あとはScriptSync AI(正式名:Media Composer | ScriptSync AI Option)を使ってみたいですね。ただ、日本の台本は縦書きなので、横書きの状態に違和感を感じる人もいるかもしれないですね。海外では多く使われていると聞いているので、数シーンでもよいので仕込みからの一連のワークフローを試してみたいです。

ポストプロダクションにおける「働き方」について

ー編集を取り巻く就労環境については、どのようにお考えでしょうか?

穗垣氏:

若いうち、体力があるうちに、多少ハードな経験をすること自体は決してマイナスではないと思います。ただ、すべてがそうであるべきではありませんし、例えば私はこの仕事を30年ほど続けていますが、もし私が今も厳しい環境で働いているのを新人が見たら「30年やってまだ辛い状態なのか」と思われてしまいます。それは良くないですよね。
また、近年は女性のスタッフも増えています。私自身も結婚し、子育てをしながら仕事を続けてきましたが、女性も結婚して家庭を持ち、育児をしながら働ける環境を整えていきたいと考えています。撮影現場では難しい面もありますが、ポストプロダクションなら、柔軟な働き方ができるはずです。それを私たちが示していかなければならないと思っています。

相羽氏:

私もこれまで様々な経験をしてきて、忙しい時期もありました。私はたまたま乗り越えることができましたが、人それぞれキャパシティがあります。だからこそ、根性論だけではなく、どうすればより良い環境を作れるのか、常にアップデートしていく必要があると思っています。

穗垣氏:

プロダクション側の意識も重要ですね。その点、Netflixのような配信系の会社はしっかりと環境を整えていますが、それ以外の会社にも、予算配分などを含めて、より良い制作環境を検討してほしいと感じています。

ー人手不足でエディターや助手が足りていないという話も聞きますが、その点についてはいかがでしょうか

穗垣氏:

映画などの編集において、助手というのはとても重要な役割を担っています。助手がいなければ、編集作業はスムーズに進みません。
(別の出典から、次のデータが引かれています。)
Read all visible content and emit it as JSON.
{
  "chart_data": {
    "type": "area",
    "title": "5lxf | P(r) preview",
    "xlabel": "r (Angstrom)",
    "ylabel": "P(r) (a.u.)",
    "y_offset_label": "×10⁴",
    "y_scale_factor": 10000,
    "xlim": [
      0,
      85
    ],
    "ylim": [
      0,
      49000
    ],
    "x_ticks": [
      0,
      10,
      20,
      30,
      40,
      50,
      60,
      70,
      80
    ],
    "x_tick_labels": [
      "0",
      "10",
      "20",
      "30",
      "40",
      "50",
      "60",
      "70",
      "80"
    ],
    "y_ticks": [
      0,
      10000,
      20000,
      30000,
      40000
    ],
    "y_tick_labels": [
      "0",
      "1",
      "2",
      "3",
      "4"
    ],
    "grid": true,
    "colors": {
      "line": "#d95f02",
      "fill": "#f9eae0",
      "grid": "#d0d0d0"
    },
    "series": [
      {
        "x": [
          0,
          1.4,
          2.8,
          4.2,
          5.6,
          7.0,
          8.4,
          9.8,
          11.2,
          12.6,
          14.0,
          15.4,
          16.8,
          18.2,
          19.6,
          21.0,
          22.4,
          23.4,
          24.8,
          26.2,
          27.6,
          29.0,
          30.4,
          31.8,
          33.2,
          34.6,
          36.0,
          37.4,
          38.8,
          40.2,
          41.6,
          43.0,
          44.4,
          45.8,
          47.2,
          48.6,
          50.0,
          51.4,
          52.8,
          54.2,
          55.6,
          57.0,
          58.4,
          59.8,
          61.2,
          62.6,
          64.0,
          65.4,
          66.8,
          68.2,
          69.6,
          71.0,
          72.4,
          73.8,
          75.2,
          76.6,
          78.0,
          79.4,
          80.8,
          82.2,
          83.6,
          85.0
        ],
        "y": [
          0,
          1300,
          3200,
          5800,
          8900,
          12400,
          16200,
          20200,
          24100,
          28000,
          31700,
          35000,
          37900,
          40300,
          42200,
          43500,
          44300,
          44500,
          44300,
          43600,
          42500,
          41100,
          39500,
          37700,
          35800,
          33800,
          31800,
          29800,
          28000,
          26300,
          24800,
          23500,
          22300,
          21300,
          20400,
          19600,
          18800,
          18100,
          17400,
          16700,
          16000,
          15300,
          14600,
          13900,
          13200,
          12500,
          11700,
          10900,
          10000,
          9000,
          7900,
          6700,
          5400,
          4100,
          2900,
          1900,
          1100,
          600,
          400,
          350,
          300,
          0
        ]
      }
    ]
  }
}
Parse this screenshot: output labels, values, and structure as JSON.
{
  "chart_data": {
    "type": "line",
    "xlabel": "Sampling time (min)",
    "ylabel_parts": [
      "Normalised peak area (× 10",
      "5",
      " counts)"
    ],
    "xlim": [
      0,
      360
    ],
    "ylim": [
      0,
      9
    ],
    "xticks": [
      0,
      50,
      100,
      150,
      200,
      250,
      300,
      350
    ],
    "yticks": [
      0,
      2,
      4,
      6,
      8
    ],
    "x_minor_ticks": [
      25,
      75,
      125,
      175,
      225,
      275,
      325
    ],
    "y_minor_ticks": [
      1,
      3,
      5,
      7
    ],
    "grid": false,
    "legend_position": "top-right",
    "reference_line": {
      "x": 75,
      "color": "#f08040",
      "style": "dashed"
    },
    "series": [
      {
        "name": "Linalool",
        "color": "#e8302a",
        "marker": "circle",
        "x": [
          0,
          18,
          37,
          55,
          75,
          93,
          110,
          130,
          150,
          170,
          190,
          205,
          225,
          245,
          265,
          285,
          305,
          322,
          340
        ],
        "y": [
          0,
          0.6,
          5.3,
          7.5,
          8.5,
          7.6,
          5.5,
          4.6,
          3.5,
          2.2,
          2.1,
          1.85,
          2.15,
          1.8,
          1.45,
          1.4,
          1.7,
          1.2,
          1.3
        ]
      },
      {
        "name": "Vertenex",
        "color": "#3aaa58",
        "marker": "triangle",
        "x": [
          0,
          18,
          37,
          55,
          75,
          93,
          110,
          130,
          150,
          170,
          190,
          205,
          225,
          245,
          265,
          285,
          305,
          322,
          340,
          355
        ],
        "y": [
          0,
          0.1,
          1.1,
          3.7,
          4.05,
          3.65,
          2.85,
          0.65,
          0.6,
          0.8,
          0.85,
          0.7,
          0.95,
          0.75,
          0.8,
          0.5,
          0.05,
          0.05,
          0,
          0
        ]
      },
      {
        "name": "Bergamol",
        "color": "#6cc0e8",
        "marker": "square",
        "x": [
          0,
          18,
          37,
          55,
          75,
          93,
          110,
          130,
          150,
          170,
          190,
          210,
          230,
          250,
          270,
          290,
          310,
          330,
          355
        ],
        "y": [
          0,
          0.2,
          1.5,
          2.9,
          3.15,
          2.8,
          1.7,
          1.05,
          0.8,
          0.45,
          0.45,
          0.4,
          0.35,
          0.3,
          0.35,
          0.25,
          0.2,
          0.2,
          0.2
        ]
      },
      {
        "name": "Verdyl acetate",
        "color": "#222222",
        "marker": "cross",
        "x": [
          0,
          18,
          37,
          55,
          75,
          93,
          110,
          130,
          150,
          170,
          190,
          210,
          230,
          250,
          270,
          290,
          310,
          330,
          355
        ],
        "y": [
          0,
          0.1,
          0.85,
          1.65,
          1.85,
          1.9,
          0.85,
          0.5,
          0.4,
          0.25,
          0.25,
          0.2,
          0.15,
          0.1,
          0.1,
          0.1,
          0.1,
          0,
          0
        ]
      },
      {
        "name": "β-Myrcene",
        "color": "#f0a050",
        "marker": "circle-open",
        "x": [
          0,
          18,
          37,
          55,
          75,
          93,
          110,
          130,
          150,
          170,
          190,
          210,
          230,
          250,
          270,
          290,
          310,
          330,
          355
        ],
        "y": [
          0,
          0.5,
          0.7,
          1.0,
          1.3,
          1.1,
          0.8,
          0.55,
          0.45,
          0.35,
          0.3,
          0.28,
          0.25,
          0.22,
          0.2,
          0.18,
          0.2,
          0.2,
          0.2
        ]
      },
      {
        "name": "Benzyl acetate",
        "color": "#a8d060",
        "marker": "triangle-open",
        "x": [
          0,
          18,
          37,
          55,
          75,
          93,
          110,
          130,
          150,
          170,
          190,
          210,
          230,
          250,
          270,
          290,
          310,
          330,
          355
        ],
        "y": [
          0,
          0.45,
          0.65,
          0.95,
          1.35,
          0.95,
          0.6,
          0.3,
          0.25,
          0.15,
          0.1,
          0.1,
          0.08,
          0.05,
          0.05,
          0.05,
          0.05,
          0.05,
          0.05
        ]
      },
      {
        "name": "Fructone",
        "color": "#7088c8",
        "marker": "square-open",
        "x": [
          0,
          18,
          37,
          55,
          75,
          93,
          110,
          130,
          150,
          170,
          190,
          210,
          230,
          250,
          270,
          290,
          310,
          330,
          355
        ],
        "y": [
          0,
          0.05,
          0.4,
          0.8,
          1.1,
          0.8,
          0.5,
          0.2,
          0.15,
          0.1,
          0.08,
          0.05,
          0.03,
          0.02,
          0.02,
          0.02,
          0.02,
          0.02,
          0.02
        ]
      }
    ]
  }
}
いかに技師が余計なことを気にせず、編集に集中できる環境を整えられるか、それが助手の役割です。

相羽氏:

編集助手は単に技師のサポートをするだけではなく、関係者との調整、各所との円滑なルール作り、その統括など、多岐にわたる業務を担っています。

穗垣氏:

そして、技師が助手を育てることで、編集のスキルやノウハウが継承されていきます。自分はフィルム世代だったので先輩には「プロとアマの1番の違いはスピードだ」とよく言われました。「時間をかければ学生でもできる。しかし、プロはお金をもらっている以上、できるだけ短時間で正確に仕上げることが求められる」と。
スピードという観点でも助手の能力は非常に重要ですが、それは一朝一夕で身に付くものではありません。しかし、近年はネット配信の増加などによるエディター不足の影響もあり、十分な助手経験を積まないままエディターになるケースが増えています。その結果、作業環境全体のクオリティが低下する懸念もあります。この課題についても、どうすれば改善できるのかを考えていきたいですね。

今回は全世界で配信中のNetflixシリーズ「幽☆遊☆白書」におけるVFXエディターのワークフローや、視聴デバイスの多様化による編集アプローチの違い、脈々と続く知識や技術の継承など、日本のトップエディターによる貴重な話を聞くことができた。

制作側も、視聴者も、それを取り巻く環境が目まぐるしいスピードで多様化する昨今において、Avidソリューションが様々な人に寄り添う存在であり続けることを願うものである。